In the three losses, the Red Sox offense scored two runs, one run, and two runs. Before winning 2-1 on Sunday against the Mariners, Price suffered bad luck loses against San Francisco and Baltimore by allowing late inning home runs to Brandon Belt, Mac Williamson, and Jonathan Schoop, respectively. Right on cue, Boston radio personalities Tony Massarotti, Jim Murray, and Jon Wallach whined about Price giving up late innings home runs, and repeated the tired rhetoric that aces win close games and don’t give up late-inning home runs.
David Price is an Ace
Home runs in baseball happen, especially against the best competition in the Major Leagues. Late-inning home runs in close games aren’t ideal, but if Price received any kind of run support in those two games, the home runs become footnotes instead of headlines. When a starting pitcher gives up fewer than three, his team should win, period. Price is leading the AL in strikeouts, and his last eight starts has proven he’s the ace the Red Sox paid for. His last start against the Mariners, in which he gave up a home run in a close game but won, proved he’s an ace.

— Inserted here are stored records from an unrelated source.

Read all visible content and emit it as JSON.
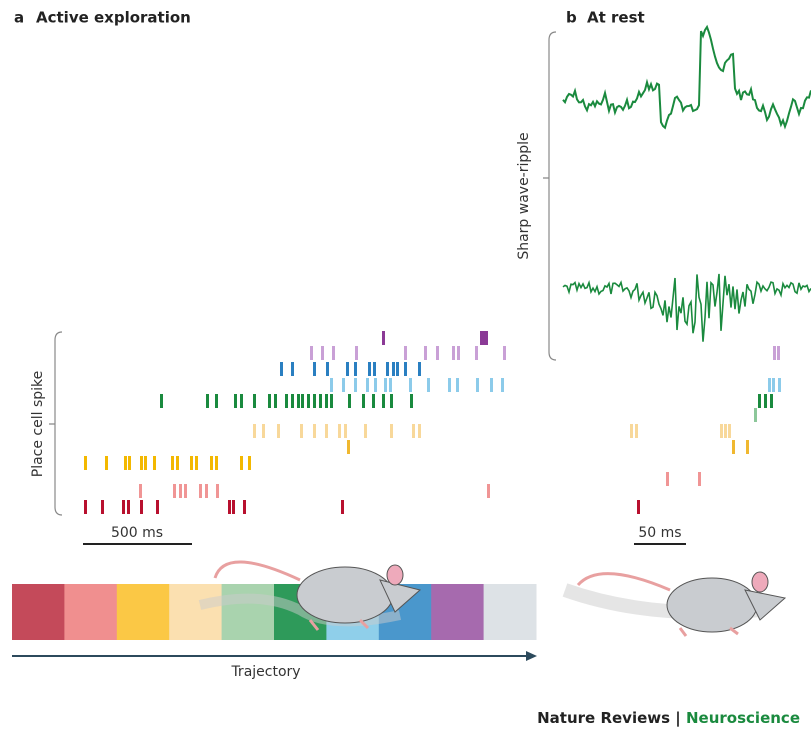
{
  "panel_a": {
    "letter": "a",
    "title": "Active exploration",
    "y_label": "Place cell spike",
    "scale_bar": "500 ms",
    "trajectory_label": "Trajectory"
  },
  "panel_b": {
    "letter": "b",
    "title": "At rest",
    "y_label": "Sharp wave-ripple",
    "scale_bar": "50 ms"
  },
  "footer": {
    "journal": "Nature Reviews",
    "separator": "|",
    "section": "Neuroscience"
  }
}
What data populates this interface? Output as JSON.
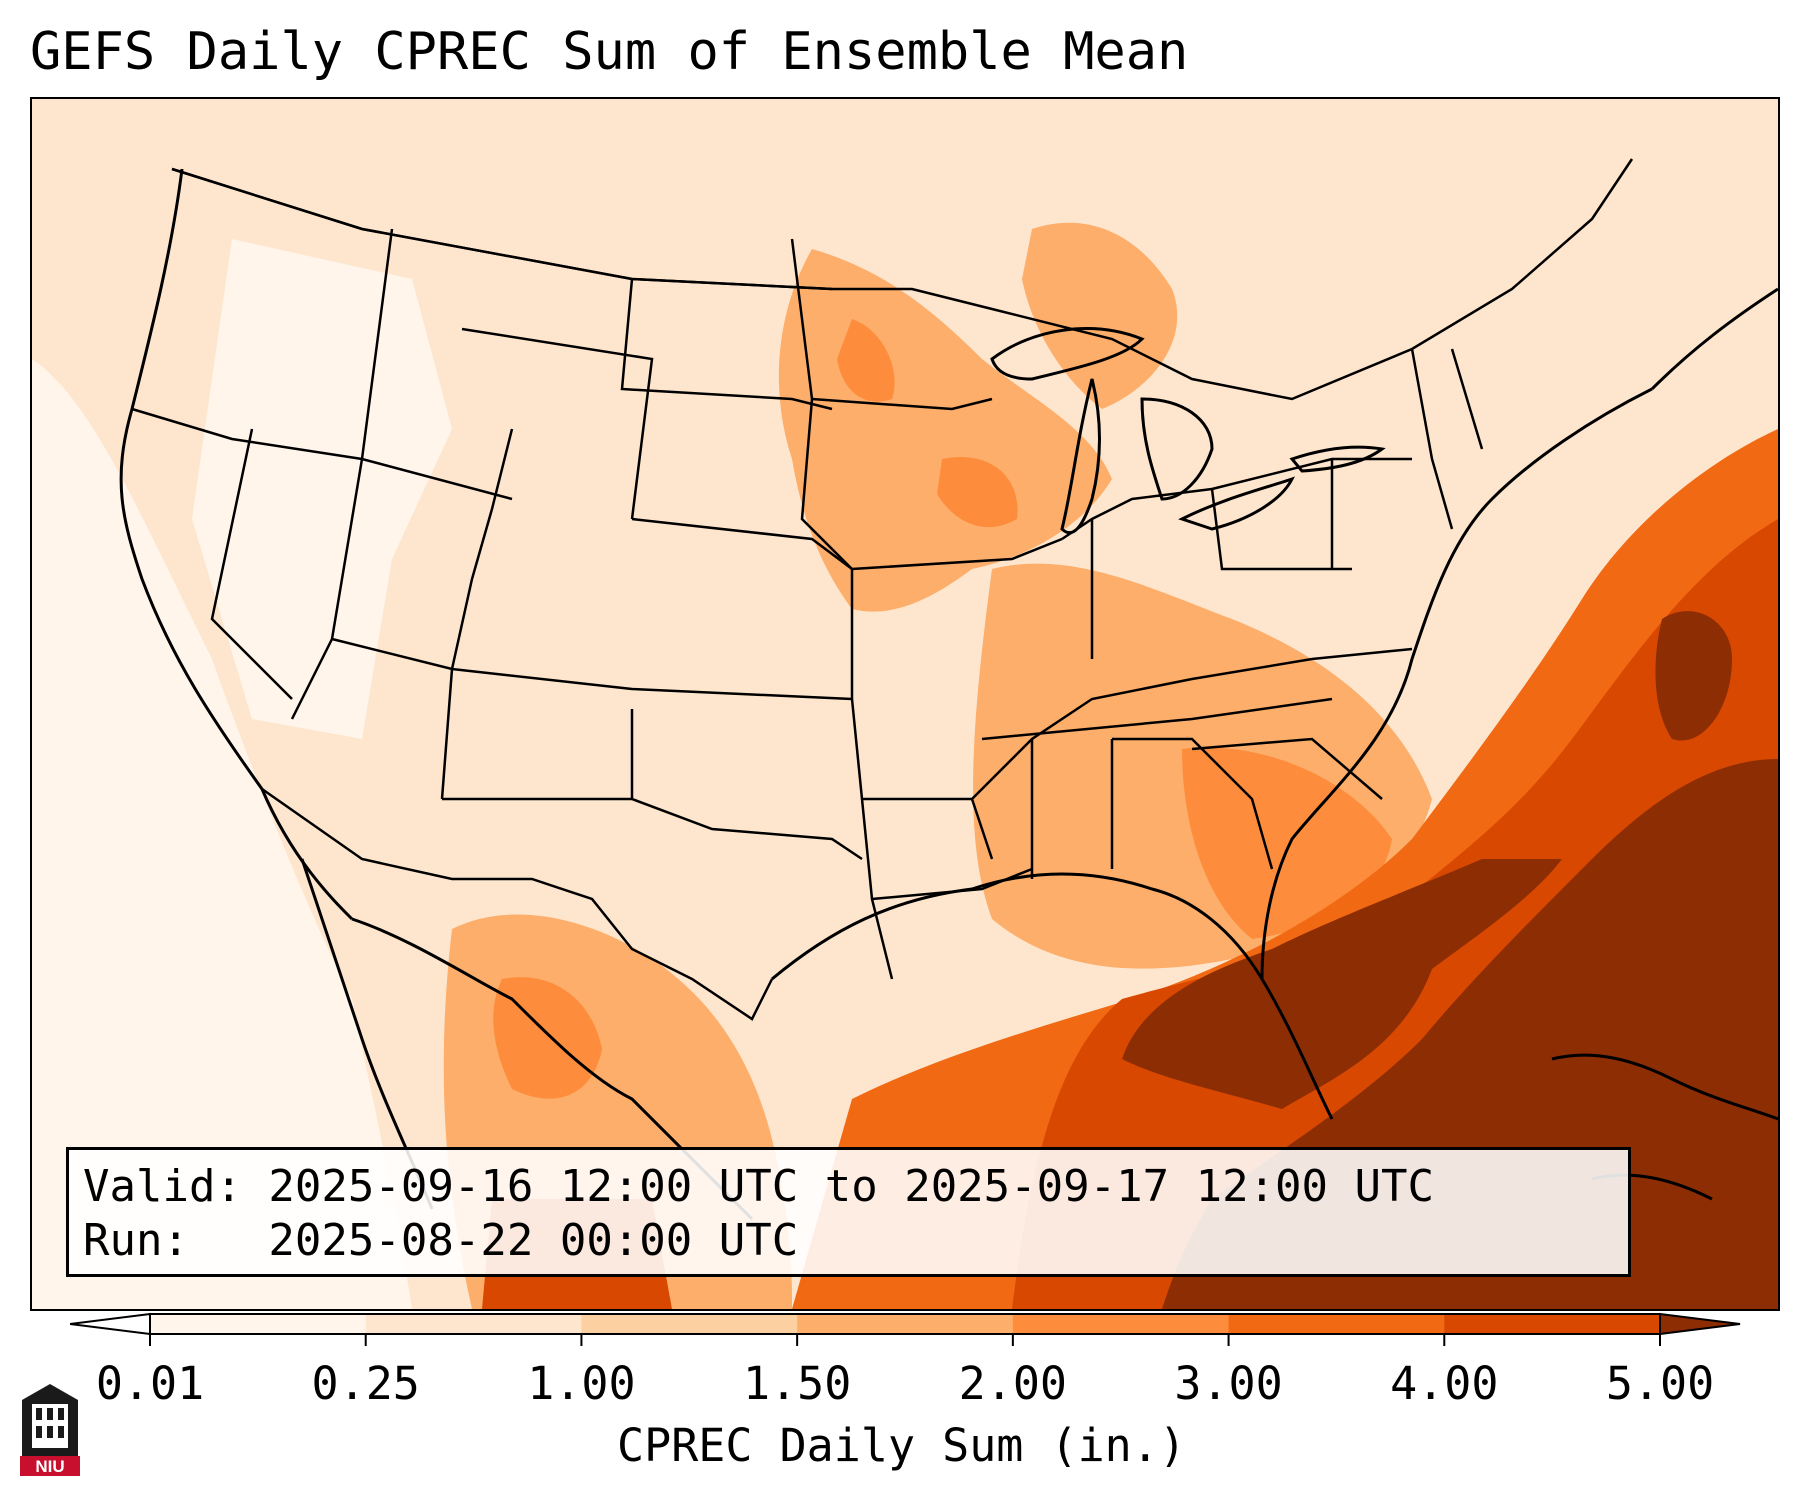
{
  "title": "GEFS Daily CPREC Sum of Ensemble Mean",
  "info": {
    "valid_line": "Valid: 2025-09-16 12:00 UTC to 2025-09-17 12:00 UTC",
    "run_line": "Run:   2025-08-22 00:00 UTC"
  },
  "colorbar": {
    "label": "CPREC Daily Sum (in.)",
    "tick_labels": [
      "0.01",
      "0.25",
      "1.00",
      "1.50",
      "2.00",
      "3.00",
      "4.00",
      "5.00"
    ],
    "bins": [
      {
        "color": "#fff5eb"
      },
      {
        "color": "#fee6ce"
      },
      {
        "color": "#fdd0a2"
      },
      {
        "color": "#fdae6b"
      },
      {
        "color": "#fd8d3c"
      },
      {
        "color": "#f16913"
      },
      {
        "color": "#d94801"
      }
    ],
    "under_color": "#ffffff",
    "over_color": "#8c2d04"
  },
  "colors": {
    "lightest": "#fff5eb",
    "light": "#fee6ce",
    "medium_light": "#fdd0a2",
    "medium": "#fdae6b",
    "medium_dark": "#fd8d3c",
    "dark": "#f16913",
    "darker": "#d94801",
    "darkest": "#8c2d04"
  },
  "logo": {
    "text": "NIU",
    "icon": "university-building-icon"
  }
}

Price’s average fastball velocity is down from 94 to about 92, but his command is still elite. Price has been routinely locating his fastball and cutter on both sides of the plate with pinpoint accuracy all season. He has shown the ability to get the best hitters in the world out, even with diminished stuff. Nobody can ask for anything more from an ace. David Price is an ace, so please leave him alone.